What’s competing for your undivided attention right now?

In today’s crazy media inundated world, we are overwhelmed with far more information than ever before.

multichannel-target-marketingTV (both network and cable), radio, the Internet, tens of thousands of blogs, newspapers and magazines, faxes, e-mails, cell phones, Apps, multiple 24¬hour news and sports channels, newsletters, etc., etc., etc.

Even worse, each source of information is screaming louder and louder to get our attention because without your eyeballs and clicks they won’t make a dime.

All of this information and “noise” makes it very important that you target your marketing precisely to the people who actually want to receive it.

Precise, targeted marketing is indispensable for every business because when you know exactly who will buy your products or services, you can save thousands of marketing dollars by directly contacting only those people who have an ‘affinity’ to buy what you are selling.

Target your marketing where you know that your typical customer will be looking.

Example: I wrote a marketing plan recently for a group of financial planners who had developed a system of advice for couples who are going through a divorce.

After doing some research we discovered that over 14,000 couples divorced every year in the metro Detroit area, where we are located.

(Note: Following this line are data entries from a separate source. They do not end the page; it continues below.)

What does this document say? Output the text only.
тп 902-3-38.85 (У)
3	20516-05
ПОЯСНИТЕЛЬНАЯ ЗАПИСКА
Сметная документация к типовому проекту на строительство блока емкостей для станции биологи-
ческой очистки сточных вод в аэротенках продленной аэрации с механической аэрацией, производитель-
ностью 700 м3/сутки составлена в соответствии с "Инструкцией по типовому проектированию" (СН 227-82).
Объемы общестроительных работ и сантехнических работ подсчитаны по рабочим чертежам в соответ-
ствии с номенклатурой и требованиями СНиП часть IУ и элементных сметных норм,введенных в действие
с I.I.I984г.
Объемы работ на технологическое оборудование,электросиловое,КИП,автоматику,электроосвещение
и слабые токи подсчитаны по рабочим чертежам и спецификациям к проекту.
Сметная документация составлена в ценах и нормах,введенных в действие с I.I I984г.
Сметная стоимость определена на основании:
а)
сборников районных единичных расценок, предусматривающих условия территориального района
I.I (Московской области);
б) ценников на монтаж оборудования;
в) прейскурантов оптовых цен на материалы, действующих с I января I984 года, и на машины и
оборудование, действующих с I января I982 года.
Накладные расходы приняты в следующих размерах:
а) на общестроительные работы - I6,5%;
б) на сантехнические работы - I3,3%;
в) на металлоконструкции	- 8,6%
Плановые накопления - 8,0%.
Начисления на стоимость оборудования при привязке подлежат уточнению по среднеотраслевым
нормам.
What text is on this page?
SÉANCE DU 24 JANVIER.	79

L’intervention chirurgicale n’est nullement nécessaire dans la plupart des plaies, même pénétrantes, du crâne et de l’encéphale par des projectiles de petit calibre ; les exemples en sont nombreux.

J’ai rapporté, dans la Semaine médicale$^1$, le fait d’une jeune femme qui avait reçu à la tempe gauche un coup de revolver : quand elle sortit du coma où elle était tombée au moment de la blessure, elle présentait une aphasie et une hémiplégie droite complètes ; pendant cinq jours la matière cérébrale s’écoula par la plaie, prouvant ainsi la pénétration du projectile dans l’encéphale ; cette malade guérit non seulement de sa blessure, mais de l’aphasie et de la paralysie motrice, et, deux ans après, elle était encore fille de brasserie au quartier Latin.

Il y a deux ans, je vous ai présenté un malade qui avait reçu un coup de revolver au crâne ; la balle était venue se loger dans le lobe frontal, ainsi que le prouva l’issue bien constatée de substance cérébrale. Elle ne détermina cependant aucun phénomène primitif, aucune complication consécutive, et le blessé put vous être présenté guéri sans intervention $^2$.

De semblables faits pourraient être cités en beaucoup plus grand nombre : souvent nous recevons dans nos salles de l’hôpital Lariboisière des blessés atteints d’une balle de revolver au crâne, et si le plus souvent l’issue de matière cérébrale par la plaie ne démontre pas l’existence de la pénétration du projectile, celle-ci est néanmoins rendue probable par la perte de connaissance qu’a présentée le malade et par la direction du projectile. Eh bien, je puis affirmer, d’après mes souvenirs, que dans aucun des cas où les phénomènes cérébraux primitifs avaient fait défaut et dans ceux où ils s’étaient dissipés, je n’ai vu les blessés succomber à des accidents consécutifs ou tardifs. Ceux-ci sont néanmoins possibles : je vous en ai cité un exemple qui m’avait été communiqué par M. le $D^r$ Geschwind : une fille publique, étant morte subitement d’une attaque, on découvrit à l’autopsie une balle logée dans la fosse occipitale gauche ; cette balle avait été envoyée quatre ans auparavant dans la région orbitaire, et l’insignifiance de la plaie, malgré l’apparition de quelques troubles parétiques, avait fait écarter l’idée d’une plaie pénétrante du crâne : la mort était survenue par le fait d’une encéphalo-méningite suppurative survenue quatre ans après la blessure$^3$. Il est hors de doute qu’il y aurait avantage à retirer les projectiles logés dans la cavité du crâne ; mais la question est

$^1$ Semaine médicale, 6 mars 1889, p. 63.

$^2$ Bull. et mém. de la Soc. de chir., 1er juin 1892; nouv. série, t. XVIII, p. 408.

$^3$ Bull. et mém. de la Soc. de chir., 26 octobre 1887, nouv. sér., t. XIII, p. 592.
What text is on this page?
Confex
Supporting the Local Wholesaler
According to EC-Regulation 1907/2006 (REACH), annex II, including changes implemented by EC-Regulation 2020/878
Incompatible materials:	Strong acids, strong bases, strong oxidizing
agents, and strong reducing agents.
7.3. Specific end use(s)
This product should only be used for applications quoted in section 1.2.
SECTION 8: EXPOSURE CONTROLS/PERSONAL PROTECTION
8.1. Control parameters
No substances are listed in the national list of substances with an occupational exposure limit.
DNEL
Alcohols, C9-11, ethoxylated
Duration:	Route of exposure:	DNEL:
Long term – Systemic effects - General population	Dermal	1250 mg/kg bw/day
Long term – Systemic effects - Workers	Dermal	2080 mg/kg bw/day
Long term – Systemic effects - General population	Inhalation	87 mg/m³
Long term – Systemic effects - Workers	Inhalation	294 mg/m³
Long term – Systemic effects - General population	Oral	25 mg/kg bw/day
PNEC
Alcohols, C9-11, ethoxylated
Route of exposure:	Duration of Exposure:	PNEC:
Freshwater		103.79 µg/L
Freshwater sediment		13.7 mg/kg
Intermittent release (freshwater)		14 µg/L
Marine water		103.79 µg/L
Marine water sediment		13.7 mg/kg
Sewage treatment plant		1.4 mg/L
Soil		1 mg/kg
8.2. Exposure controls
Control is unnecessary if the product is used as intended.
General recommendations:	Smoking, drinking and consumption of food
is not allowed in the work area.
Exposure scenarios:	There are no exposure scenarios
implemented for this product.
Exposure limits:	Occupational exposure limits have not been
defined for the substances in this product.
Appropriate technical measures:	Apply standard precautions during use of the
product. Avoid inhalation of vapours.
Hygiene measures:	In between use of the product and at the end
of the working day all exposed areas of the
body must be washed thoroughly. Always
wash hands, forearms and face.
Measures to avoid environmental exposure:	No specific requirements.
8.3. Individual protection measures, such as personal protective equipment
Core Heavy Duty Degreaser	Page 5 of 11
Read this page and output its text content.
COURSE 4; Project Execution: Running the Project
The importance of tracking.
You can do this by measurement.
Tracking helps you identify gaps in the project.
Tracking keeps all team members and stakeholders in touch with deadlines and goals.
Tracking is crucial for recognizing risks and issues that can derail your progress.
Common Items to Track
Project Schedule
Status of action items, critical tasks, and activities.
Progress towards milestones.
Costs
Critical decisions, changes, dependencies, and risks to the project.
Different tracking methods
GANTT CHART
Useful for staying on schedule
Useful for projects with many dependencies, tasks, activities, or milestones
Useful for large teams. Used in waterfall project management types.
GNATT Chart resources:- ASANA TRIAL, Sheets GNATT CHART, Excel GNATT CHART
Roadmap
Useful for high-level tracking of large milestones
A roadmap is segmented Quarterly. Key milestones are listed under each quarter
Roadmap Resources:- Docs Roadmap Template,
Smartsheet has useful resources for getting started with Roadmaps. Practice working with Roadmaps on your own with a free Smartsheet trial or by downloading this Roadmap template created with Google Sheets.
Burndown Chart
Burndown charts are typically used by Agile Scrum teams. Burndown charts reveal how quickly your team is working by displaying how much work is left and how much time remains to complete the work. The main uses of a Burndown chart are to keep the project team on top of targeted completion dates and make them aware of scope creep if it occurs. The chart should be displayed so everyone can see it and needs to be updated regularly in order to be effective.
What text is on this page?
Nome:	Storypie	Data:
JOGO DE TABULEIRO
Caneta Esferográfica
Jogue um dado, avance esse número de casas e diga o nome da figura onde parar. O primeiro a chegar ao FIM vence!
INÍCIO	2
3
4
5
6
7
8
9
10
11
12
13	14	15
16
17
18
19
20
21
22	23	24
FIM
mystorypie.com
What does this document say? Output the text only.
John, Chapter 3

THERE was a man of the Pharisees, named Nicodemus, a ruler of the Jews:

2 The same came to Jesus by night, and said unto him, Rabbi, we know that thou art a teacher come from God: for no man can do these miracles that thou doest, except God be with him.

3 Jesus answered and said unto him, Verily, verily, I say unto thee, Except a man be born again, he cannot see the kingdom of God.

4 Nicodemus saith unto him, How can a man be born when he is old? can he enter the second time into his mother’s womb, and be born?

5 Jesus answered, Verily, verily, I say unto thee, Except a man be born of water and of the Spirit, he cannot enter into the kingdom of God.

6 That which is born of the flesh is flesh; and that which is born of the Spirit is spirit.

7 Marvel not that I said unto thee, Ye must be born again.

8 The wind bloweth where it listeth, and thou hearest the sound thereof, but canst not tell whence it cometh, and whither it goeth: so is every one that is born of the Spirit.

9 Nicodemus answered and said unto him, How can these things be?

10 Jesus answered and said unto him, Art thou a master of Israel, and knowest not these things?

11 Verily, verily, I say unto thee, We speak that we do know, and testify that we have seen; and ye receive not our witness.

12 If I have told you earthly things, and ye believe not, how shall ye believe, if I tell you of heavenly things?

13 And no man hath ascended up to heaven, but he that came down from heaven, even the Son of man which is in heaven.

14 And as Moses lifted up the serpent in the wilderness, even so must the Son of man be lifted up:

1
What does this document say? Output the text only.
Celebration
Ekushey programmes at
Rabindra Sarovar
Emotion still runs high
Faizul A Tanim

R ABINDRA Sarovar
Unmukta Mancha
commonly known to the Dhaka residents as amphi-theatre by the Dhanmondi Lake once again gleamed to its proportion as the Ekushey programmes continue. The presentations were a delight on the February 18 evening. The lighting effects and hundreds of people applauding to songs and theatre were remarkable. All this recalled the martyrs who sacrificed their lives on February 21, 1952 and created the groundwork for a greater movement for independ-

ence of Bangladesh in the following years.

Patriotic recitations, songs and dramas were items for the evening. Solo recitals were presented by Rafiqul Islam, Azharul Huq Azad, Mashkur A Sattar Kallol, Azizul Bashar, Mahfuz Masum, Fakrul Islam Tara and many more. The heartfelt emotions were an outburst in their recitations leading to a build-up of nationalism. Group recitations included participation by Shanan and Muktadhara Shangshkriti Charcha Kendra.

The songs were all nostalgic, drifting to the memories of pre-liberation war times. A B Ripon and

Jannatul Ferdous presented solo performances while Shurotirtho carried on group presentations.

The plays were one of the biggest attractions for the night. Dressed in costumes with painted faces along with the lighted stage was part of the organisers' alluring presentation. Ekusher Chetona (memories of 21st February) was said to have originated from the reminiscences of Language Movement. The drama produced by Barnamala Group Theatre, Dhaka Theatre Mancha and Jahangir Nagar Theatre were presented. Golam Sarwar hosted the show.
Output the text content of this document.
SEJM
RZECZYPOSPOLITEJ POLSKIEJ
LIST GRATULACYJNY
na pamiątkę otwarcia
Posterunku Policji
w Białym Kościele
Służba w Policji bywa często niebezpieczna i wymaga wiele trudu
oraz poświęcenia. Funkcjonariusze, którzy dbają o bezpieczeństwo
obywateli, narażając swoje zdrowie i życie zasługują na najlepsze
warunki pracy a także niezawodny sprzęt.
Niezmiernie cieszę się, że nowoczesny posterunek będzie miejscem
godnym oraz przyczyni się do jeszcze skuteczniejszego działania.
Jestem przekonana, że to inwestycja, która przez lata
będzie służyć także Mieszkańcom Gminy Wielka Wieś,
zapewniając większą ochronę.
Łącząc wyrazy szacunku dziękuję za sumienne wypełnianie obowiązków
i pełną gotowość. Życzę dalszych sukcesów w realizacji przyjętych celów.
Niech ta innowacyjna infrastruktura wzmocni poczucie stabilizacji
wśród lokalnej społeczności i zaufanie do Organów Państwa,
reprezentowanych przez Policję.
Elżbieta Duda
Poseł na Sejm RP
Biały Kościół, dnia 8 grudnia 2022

Now, even if we were only to sell the planners’ services to 1.25% of these couples, at an average profit of $750.00 for the services and materials involved, the revenue in the first year would be approximately $273,750.00.

That’s just the tip of the iceberg.

The real income is made on the “back-end” financial planning commissions from the insurance and investments that are made for the divorcing couples.

Since divorce typically is a very private issue, we are marketing by using a referral system.

Divorcing couples locate my clients’ services through religious organizations, community and government organizations, business organizations and associations, real estate associations, hospital and medical organizations and associations, arts and humanities organizations, CPAs and enrolled accountants, family marriage counselors and psychologists, and estate planning specialists that have a relationship with us.

Why, because typically, these are the people that divorcing couples go to for advice.

Do you know who your ideal clients are and where to find them?
What are you doing to target your clients and prospects precisely?